Partly of course it’s the uninspiring nature of Labour’s Scotish leader, Iain Gray, a man with little charisma or presence. Also the lack of big Labour names on the ballot papers – though this did not prevent them taking the usual swathe of seats at the last such election four years ago. There may too this time have been a feeling that Labour took its vote for granted. The minority SNP administration also made a reasonable fist of its past four years in power, with not too many cock-ups.

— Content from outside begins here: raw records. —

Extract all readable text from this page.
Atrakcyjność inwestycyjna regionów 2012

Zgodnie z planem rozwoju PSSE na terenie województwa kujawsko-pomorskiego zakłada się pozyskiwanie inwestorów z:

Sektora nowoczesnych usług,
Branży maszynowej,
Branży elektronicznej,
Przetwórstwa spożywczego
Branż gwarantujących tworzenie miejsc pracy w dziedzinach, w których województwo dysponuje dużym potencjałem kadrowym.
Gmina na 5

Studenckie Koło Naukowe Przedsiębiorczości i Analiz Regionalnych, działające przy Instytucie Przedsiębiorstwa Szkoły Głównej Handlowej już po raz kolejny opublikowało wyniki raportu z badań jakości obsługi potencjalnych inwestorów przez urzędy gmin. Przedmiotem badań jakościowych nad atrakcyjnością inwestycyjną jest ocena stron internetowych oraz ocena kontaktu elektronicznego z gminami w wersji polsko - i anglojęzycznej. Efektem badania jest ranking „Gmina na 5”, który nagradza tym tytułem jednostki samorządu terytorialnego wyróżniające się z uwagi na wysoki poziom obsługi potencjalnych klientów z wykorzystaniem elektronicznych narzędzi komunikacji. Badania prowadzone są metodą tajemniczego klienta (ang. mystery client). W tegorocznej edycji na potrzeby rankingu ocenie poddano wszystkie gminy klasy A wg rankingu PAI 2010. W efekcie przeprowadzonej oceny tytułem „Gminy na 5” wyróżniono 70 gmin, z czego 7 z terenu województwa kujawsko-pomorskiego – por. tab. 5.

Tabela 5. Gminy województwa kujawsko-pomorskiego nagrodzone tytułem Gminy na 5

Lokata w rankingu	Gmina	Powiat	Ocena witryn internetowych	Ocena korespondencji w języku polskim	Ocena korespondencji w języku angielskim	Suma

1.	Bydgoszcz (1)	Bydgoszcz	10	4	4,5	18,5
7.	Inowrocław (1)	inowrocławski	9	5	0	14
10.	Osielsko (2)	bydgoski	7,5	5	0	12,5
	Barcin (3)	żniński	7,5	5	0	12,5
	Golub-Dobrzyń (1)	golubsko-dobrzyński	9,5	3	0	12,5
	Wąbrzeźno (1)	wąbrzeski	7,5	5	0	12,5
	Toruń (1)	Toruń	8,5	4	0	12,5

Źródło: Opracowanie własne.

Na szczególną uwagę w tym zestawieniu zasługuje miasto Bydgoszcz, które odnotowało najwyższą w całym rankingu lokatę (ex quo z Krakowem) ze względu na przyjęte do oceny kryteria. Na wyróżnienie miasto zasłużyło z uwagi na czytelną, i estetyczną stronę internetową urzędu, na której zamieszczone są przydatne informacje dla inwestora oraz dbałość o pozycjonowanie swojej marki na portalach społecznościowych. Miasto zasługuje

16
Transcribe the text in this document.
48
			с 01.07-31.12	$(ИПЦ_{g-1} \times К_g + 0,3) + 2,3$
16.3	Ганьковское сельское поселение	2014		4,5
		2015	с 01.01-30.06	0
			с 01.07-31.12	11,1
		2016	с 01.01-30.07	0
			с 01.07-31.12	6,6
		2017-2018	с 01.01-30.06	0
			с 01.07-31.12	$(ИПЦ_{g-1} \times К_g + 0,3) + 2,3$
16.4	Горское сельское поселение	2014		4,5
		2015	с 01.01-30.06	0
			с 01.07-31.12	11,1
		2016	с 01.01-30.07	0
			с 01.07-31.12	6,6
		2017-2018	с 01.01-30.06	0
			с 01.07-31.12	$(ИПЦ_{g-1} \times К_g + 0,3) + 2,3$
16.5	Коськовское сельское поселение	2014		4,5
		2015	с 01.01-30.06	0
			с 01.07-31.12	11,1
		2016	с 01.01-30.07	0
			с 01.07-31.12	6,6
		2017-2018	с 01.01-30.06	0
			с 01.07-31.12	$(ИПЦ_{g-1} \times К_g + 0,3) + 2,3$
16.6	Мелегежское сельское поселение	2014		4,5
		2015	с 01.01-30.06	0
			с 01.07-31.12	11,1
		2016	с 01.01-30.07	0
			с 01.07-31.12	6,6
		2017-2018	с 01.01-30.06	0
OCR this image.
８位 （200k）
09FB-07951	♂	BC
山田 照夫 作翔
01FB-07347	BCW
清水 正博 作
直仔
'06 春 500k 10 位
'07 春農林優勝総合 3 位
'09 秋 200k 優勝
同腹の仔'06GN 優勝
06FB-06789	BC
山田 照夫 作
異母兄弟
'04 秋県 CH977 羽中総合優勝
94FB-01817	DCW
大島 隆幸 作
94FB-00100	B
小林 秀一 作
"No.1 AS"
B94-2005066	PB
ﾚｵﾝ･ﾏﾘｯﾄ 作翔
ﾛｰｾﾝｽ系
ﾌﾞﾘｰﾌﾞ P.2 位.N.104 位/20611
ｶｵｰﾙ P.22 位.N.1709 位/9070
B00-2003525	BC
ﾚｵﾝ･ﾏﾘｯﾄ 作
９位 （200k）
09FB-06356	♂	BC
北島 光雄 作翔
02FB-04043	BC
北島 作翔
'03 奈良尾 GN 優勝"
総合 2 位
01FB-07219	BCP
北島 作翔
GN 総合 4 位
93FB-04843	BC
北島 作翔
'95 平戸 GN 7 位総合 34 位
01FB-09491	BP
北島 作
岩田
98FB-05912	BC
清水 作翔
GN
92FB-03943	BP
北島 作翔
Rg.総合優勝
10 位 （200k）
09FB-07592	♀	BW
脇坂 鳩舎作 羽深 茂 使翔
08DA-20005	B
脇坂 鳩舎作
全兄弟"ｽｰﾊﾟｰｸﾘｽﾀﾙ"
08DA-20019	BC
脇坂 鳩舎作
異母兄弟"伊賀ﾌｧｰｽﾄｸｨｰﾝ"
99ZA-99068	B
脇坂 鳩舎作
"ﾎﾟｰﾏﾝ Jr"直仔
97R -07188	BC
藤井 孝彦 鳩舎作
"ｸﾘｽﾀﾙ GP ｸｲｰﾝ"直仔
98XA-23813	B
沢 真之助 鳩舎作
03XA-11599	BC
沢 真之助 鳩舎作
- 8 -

The major difference, though, might, for the first Election since the Scottish Parliament was set up, be the fact of a Conservative led government at Westminster (which Scots by and large voted against – as did most of the rest of the UK, to be fair.) The Labour vote in Scotland at the UK General Election last year, as in all General Elections since the 1970s, was about attempting to protect Scotland from the effect of Tory depredations. In this it signally failed – as did the “safe” option of voting Lib-Dem – whose MSPs (and English local councillors) paid the first price for the deal with the devil their UK Parliamentary Party made on going into coalition with those loathed Tories.
At least until the next UK General Election (due in 2015) Labour will be unable to fulfill that protecting role as their UK Parliamentary presence is an irrelevance; and so too could their Scottish hegemony be ignored.
An SNP majority in the Scottish Parliament, an unfettered SNP administration, is a statement of another kind. The calculation may have been that the SNP will fight for Scotland more, or better, than Labour – or that it will be able to secure more concessions from the Westminster coalition than Labour could ever hope to achieve.
Whatever else the vote was, it wasn’t a vote for independence. Most Scots do not wish to be separated from their neighbours and friends – in many cases families – and are happy to remain part of the UK so long as said friends and neighbours don’t shaft us too much.
There is a warning there for the Westminster coalition – but also for the new Scottish Government.